La proliferación de supermercados y de minisupermercados cerca de Cinco Esquinas, a finales e inicio de siglo, los golpeó. Joel dice que la situación obligó a su papá, en sus últimos años, a manejar un taxi. Pero decidieron analizar cómo adaptarse y no desaparecer.
Se enfocaron solo en la venta al menudeo de las cosas que no ofrecen los supermercados: de ¢300 a ¢500 de salchichón o queso, bolsas con pequeñas cantidades de alimento para mascotas, huevos y salchichas sueltas.
Más allá de las cuentas y los números, doña Hortensia valora el cariño de la gente. Para sus cumpleaños, los vecinos irrumpían con marimbas y armaban la fiesta. Todavía hoy, para Navidad, llegan tantos conocidos a saludarlos que es imposible cerrar el negocio antes de las 11 de la noche.

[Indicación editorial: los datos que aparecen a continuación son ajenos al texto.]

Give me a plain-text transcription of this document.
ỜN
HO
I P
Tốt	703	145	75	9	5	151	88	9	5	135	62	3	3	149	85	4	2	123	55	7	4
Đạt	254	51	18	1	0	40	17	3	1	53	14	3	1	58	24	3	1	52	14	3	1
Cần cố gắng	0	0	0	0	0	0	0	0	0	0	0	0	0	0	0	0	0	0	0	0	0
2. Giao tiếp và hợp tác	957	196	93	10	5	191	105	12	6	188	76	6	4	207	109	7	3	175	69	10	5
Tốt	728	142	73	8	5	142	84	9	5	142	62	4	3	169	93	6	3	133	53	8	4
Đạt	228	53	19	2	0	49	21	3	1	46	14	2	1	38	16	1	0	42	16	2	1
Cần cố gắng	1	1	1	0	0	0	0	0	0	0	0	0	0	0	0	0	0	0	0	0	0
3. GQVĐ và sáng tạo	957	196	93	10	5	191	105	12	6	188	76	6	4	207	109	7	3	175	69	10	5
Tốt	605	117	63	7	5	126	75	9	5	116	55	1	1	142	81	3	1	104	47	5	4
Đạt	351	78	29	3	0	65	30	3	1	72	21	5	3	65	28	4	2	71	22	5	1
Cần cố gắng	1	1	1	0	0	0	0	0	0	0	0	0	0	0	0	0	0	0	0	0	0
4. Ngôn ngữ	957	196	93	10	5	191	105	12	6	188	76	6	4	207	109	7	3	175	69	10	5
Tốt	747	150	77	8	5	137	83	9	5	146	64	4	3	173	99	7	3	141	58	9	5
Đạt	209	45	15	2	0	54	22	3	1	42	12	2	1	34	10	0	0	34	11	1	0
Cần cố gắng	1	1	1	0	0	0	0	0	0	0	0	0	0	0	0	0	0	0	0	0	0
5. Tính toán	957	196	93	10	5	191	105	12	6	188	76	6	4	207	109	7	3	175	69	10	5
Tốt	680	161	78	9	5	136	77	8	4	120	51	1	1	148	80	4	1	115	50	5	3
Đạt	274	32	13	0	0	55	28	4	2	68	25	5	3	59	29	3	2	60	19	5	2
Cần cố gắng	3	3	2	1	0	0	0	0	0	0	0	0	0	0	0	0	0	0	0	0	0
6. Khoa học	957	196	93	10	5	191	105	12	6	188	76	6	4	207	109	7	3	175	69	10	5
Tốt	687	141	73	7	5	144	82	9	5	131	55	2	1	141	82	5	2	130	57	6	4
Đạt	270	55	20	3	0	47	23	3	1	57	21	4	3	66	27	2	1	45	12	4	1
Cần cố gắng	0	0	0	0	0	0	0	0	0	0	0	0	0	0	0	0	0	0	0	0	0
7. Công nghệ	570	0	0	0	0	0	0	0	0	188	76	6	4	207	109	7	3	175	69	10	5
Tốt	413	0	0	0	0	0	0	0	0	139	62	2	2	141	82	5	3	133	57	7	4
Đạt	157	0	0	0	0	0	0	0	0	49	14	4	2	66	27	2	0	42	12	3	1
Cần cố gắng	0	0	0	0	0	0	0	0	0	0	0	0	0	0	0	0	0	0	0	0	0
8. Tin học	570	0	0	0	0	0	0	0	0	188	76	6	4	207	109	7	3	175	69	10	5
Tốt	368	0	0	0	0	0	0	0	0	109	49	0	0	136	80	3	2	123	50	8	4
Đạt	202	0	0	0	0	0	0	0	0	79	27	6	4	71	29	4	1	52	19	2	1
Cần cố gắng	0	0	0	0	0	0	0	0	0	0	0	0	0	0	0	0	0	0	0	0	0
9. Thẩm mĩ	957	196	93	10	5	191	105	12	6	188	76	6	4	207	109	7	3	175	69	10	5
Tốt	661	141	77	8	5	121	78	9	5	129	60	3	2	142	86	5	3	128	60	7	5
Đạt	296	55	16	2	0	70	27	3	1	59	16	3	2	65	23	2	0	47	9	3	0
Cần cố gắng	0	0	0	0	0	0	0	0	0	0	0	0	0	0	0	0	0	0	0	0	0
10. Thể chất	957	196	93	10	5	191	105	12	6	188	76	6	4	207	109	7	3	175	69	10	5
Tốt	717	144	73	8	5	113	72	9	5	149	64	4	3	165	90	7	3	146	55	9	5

Los Castro Ayala ya no viven en los altos de La Madrileña. Hace mucho tienen casa en Heredia. En 30 años, el barrio al que llegaron cambió mucho “en lo moral y lo espiritual”, asegura doña Hortensia. Pero les gusta estar ahí al menos 12 horas diarias. “Nuestro corazón sigue en esta pulpería”, confiesan.